Tiongkok Bersiap Lepas 1.000 Satelit ke Angkasa

2017-10-12 14:00:56
Editor : Azis Faradi | Reporter : Tim IndoChinaTown
Salah satu satelit milik Tiongkok. Rencananya negara ini lepas ribuan ke angkasa. (Istimewa)

TAK mau kalah dengan Amerika dan Eropa, Tiongkok tengah bersiap untuk lepas sekitar 1.000 satelit ke angkasa. Beratnya dari 100 sampai 500 kilogram.

Tiongkok kini ingin menunjukkan diri sebagai salah satu produsen teknologi canggih kedirgantaraan komersial. Salah satu yang dilakukan untuk perlihatkan kemampuan itu melalui rencana lepas sekitar 1.000 satelit ke angkasa.

Dalam satu dekade mendatang, akan ada peluncuran sekitar 3.600 satelit kecil dengan biaya mencapai US$ 22 miliar. Lebih dari 80 persen berasal dari Amerika Serikat dan Eropa.

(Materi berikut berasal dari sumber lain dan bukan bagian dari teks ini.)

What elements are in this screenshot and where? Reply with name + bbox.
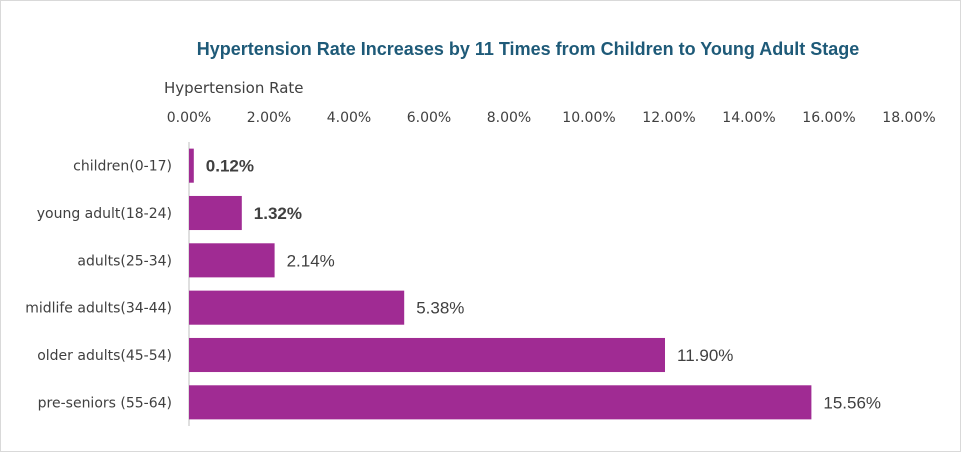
data-label: 0.12% (206, 157, 254, 176)
x-tick-label: 2.00% (247, 110, 291, 126)
x-tick-label: 4.00% (327, 110, 371, 126)
x-tick-label: 0.00% (167, 110, 211, 126)
x-tick-label: 8.00% (487, 110, 531, 126)
x-tick-label: 6.00% (407, 110, 451, 126)
x-axis-title: Hypertension Rate (164, 79, 304, 97)
x-tick-labels: 0.00% 2.00% 4.00% 6.00% 8.00% 10.00% 12.00% 14.… (167, 110, 936, 126)
category-label: young adult(18-24) (37, 206, 172, 222)
chart-title: Hypertension Rate Increases by 11 Times … (197, 39, 860, 59)
x-tick-label: 10.00% (562, 110, 615, 126)
category-label: older adults(45-54) (37, 348, 172, 364)
x-tick-label: 14.00% (722, 110, 775, 126)
data-label: 11.90% (677, 346, 733, 365)
bar (189, 385, 812, 420)
bar (189, 195, 242, 231)
category-label: children(0-17) (73, 159, 172, 175)
bar (189, 290, 405, 325)
bar (189, 243, 275, 278)
bar (189, 148, 194, 183)
data-label: 15.56% (823, 393, 881, 412)
bar (189, 337, 665, 373)
x-tick-label: 16.00% (802, 110, 855, 126)
x-tick-label: 12.00% (642, 110, 695, 126)
bars: children(0-17) 0.12% young adult(18-24) 1.3… (25, 148, 881, 420)
category-label: midlife adults(34-44) (25, 301, 172, 317)
data-label: 1.32% (254, 204, 302, 223)
category-label: adults(25-34) (77, 253, 172, 269)
x-tick-label: 18.00% (882, 110, 935, 126)
category-label: pre-seniors (55-64) (38, 395, 172, 411)
data-label: 2.14% (287, 251, 335, 270)
data-label: 5.38% (416, 299, 464, 318)
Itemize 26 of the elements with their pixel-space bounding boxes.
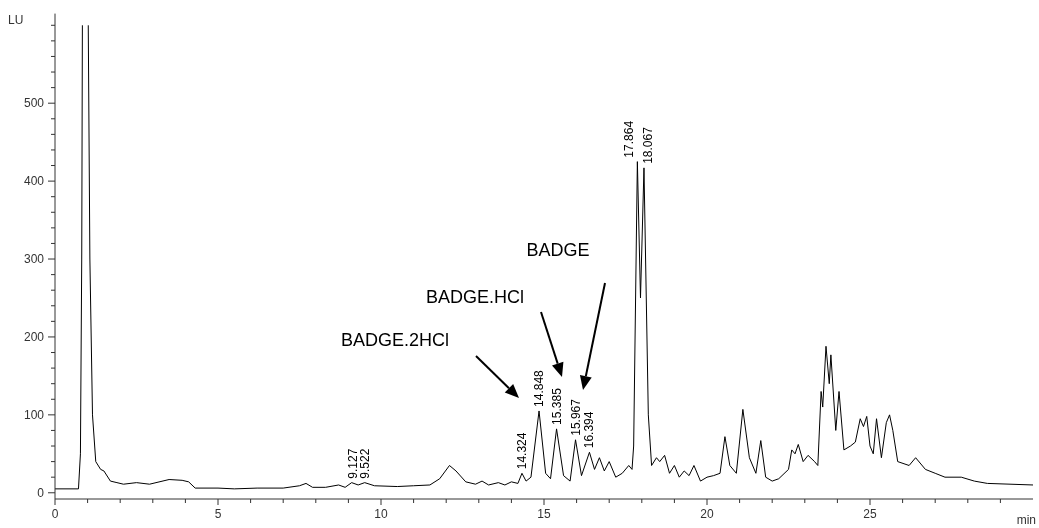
annotation: BADGE.HCl (425, 287, 525, 307)
annotation: 16.394 (582, 411, 597, 449)
y-tick-label: 100 (23, 407, 45, 422)
y-tick-label: 0 (37, 485, 45, 500)
annotation: 15.385 (549, 387, 564, 425)
x-tick-label: 15 (537, 507, 551, 521)
annotation: 9.127 (345, 448, 360, 479)
y-axis-title: LU (8, 13, 24, 27)
annotation: 18.067 (640, 126, 655, 164)
annotation: 14.324 (514, 432, 529, 470)
annotation: 17.864 (622, 120, 637, 158)
y-tick-label: 300 (23, 252, 45, 267)
x-tick-label: 0 (51, 507, 59, 521)
x-tick-label: 20 (700, 507, 714, 521)
x-axis-title: min (1016, 513, 1036, 527)
x-tick-label: 10 (374, 507, 388, 521)
y-tick-label: 500 (23, 96, 45, 111)
annotation: 9.522 (358, 448, 373, 479)
x-tick-label: 25 (863, 507, 877, 521)
x-tick-label: 5 (214, 507, 222, 521)
y-tick-label: 200 (23, 329, 45, 344)
y-tick-label: 400 (23, 174, 45, 189)
annotation: 15.967 (568, 398, 583, 436)
annotation: BADGE (526, 240, 590, 260)
annotation: 14.848 (532, 369, 547, 407)
annotation: BADGE.2HCl (340, 330, 450, 350)
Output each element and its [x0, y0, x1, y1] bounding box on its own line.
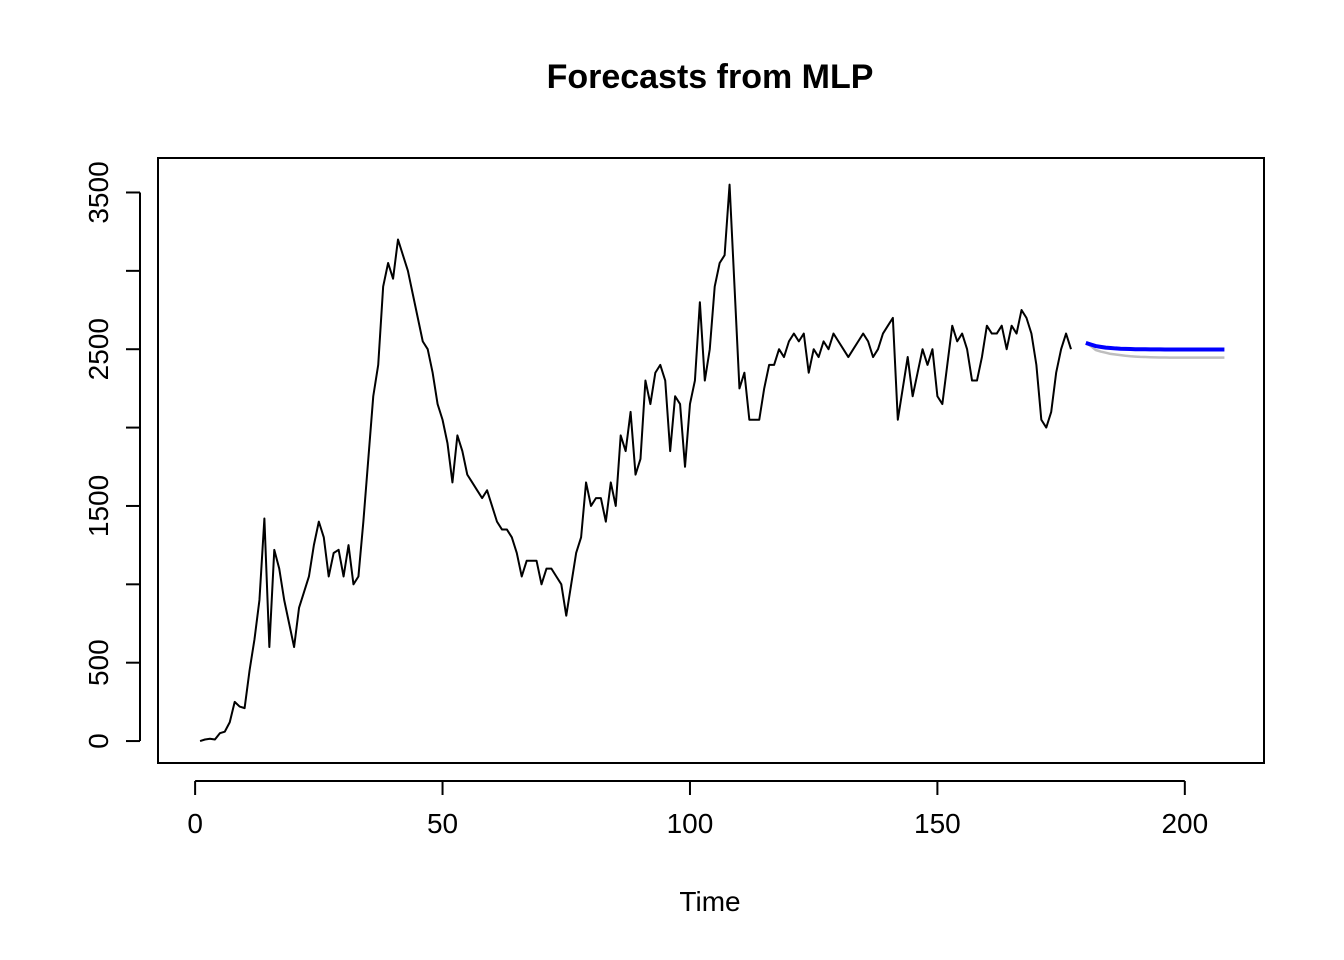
observed-series-line — [199, 183, 1072, 743]
x-axis: 0 50 100 150 200 — [187, 780, 1208, 839]
chart-title: Forecasts from MLP — [546, 58, 874, 96]
x-tick-label: 150 — [914, 808, 961, 839]
x-tick-label: 100 — [667, 808, 714, 839]
y-axis: 0 500 1500 2500 3500 — [83, 161, 141, 749]
y-tick-label: 2500 — [83, 318, 114, 380]
x-axis-label: Time — [679, 886, 740, 917]
x-tick-label: 50 — [427, 808, 458, 839]
y-tick-label: 3500 — [83, 161, 114, 223]
x-tick-label: 0 — [187, 808, 203, 839]
series-layer — [199, 183, 1225, 743]
forecast-series-line — [1085, 341, 1225, 352]
y-tick-label: 1500 — [83, 475, 114, 537]
plot-frame — [157, 157, 1265, 764]
y-tick-label: 0 — [83, 733, 114, 749]
x-tick-label: 200 — [1161, 808, 1208, 839]
fitted-series-line — [1085, 341, 1225, 359]
y-tick-label: 500 — [83, 639, 114, 686]
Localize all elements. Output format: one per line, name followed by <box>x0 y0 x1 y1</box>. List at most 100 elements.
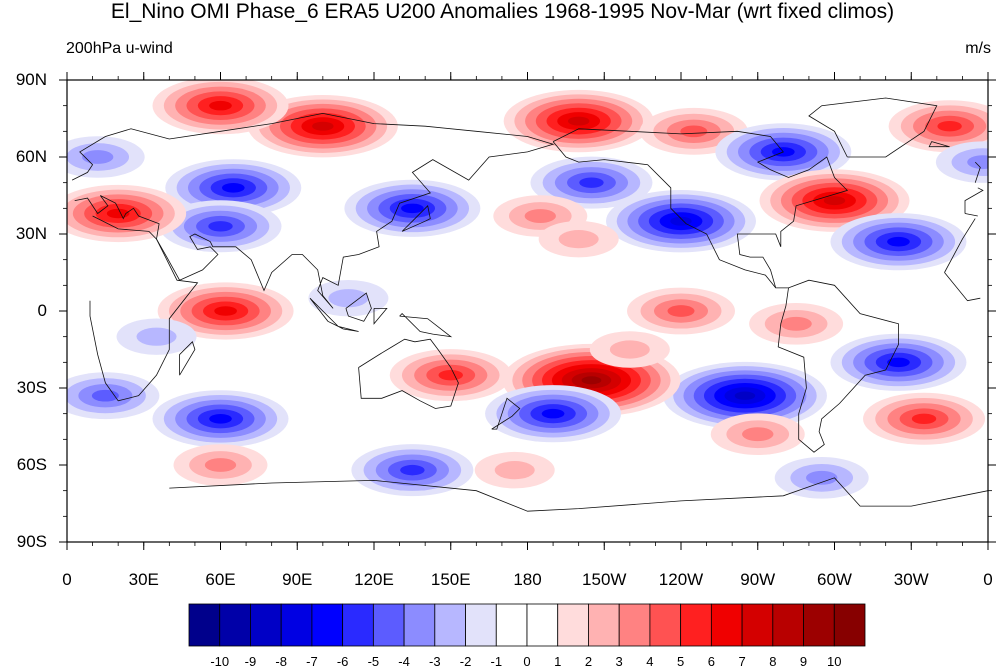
contour-level <box>204 458 237 472</box>
x-tick-label: 0 <box>983 570 993 589</box>
anomaly-cell-13 <box>67 184 187 243</box>
colorbar-label: -4 <box>398 654 410 669</box>
colorbar-label: -2 <box>459 654 472 669</box>
units-label: m/s <box>965 40 991 57</box>
colorbar-box <box>618 603 651 647</box>
anomaly-cell-16 <box>830 213 967 271</box>
colorbar-label: -5 <box>367 654 380 669</box>
contour-level <box>208 221 233 232</box>
contour-level <box>328 289 369 308</box>
contour-level <box>558 230 599 249</box>
contour-level <box>780 316 812 331</box>
anomaly-cell-9 <box>530 156 653 209</box>
coastline-1 <box>944 272 981 302</box>
coastline-13 <box>974 161 981 183</box>
coastline-12 <box>179 341 196 376</box>
y-tick-label: 30S <box>16 378 47 397</box>
contour-level <box>734 391 756 400</box>
anomaly-cell-33 <box>474 451 555 489</box>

Maka dari itu, Tiongkok melalui China Aerospace Science and Technology Corporation (CASC) akan menjadi ujung tombak dalam persaingan satelit. Ini sesuai dengan pesan di WeChat yang diterbitkan pada 10 Oktober 2017.

Dari tulisan yang dikutip dari People Daily, Kamis, 12 Oktober 2017, Tiongkok akan meluncurkan sekitar 1.000 satelit untuk penggunaan komersial dengan berat 100 sampai 500 kilogram.

Misi luar angkasa seperti itu akan dilakukan oleh kedua perusahaan teknologi kedirgantaraan tradisional seperti CASC, serta para pemula satelit. Sementara yang pertama, dengan teknologi mutakhir dan layanan terbaiknya.

Untuk lebih meningkatkan citra di pasar dunia, CASC telah mengembangkan roket pembawa Long March-11 dan memperbarui Long March-6.

Lembaga No.1 di bawah CASC juga mempertimbangkan untuk menyediakan peluncuran dengan sudut rendah di laut dan teknologi peluncuran NanoSat.

Pada Agustus tahun ini, roket China Long March telah menyelesaikan 60 peluncuran satelit komersial untuk pelanggan di Tiongkok dan seluruh dunia. Pada 9 Oktober, Tiongkok telah meluncurkan satelit penginderaan jarak jauh dari Venezuela bernama VRSS-2.

Saat ini, negara pengguna satelit dari Tiongkok, di antaranya Nigeria, Pakistan, Belarus, Thailand, Laos, Indonesia, dan Hong Kong.